Organisms were isolated from the tannery effluents which were collected from Madina tannery of Chittagong. The physicochemical parameters of the sample were studied. The pH and temperature of the collected samples was found to range between 6.92 to 6.98 and 27˚C to 28˚ C respectively. The BOD and COD of the samples were found to range from 286 mg/l to 450.5 mg/l and 289.33 mg/l to 388 mg/l respectively. For the different controlling points, the bacterial load was found to vary from 2.5108 × 106 cfu/ml to 2.5663 × 107 cfu/ml respectively. A total of 14 isolates were obtained and among which five isolates were found protease degraders ensuring by egg albumin degradation, gelatin hydrolysis and skim milk casein hydrolysis test and were designated as C1SD2, D1SD1, O2SD1, O4SD1 and O4SD2 finally for the study. The stability of the protease was also studied under high temperatures. The enzyme production was found to be between 40 ̊ C to 65 ̊ C. Among them, 3 isolates, O4SD1, C1SD2 and O2SD1 were stable up to 65 ̊ C and with optimum temperature 37 ̊ C, 40 ̊ C and 50 ̊ C respectively. Various cultural, morphological and biochemical tests revealed that the organisms to be Bacillus pasteuri, Bacillus brevis and Bacillus laterosporus respectively.
The isolates C1SD2, O2SD1 and O4SD1 showed highest activity on the liquid media described by Amar and Halvorson, 1975 (547.5 U/ml, 301.5 U/ml and 237 U/ml respectively). The optimum yield was achieved after 96 hours culture at pH 8.0 for all the isolates. The isolate C1SD2 (Bacillus pasteuri) showed highest protease activity after growth at 50˚ C and the others showed highest activity at 37˚C. The isolate C1SD2 showed maximum activity at 0.5% yeast extract and 1% tryptone containing medium. The isolate O2SD1 showed highest activity with 1.5% glucose and peptone containing medium. 1.5% glucose and 2% ammonium di hydrogen phosphate were found to induce protease production by the isolate O4SD1.
The isolate C1SD2 showed highest activity at pH 8 and temperature 45˚ C, for 60 minutes with 1.5% casein as substrate. The isolate O2SD1 exhibited maximum activity at pH 6 and temperature 35˚C, for 40 minutes with substrate concentration of 2.5% and BSA as substrate. On the other hand, the isolate O4SD1 showed maximum activity at pH 6 and temperature 35˚C for 60 minutes with substrate concentration of 1% and BSA as substrate. All the isolates exhibited a high degree of inhibition with PMSF and a little with EDTA and so classified as serine-type of protease with some mettalo nature.

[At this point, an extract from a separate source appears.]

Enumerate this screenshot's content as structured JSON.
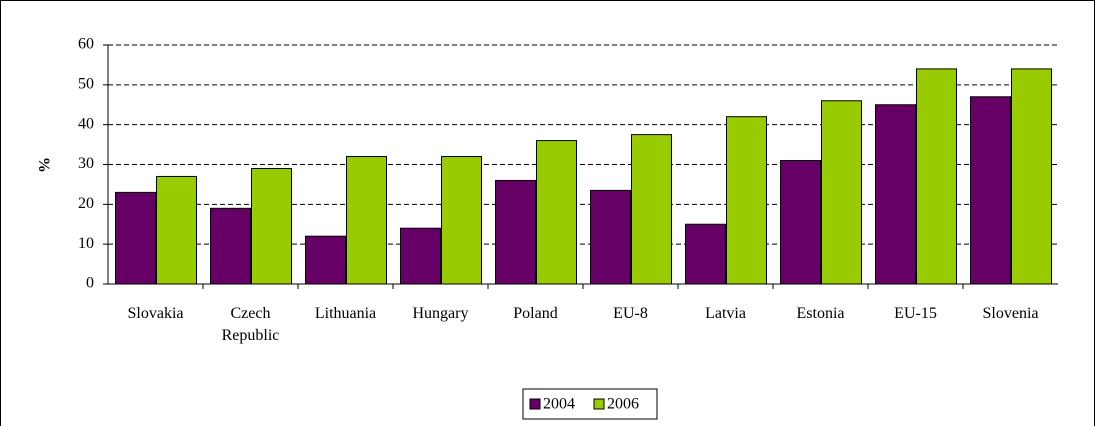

The effect of various metal salts (such as CaCl2, MgCl2, ZnSO4, FeCl3 and MnSO4) and activators on enzyme activity was studied.
The heavy metal resistance pattern and the antibiotic sensitivity of the isolates were also assessed. The isolates, C1SD2, O2SD1 and O4SD1 were found highly resistant to lead, chromium and arsenic. The isolates exhibited less resistance to mercury. The isolates showed resistance against penicillin-G, cefixime, amoxicillin and ampicillin. Precipitation steps were carried out with 50 to 70% ammonium sulphate. The desired protein was precipitated from the enzyme extract by using 50% to 70% ammonium sulfate.
The amino acids serine (Rf 0.20-0.31), glutamic acid (Rf o.37), leucine (Rf 0.76), tyrosine (Rf 0.50-0.53) and valine (Rf 0.56) were detected by using TLC.
The present study shows the existence of Bacillus strains which can produce industrially important thermostable enzyme which would also make it possible to reduce the use of harmful chemicals and wastes in the environment because these can be replaced by such types of proteases.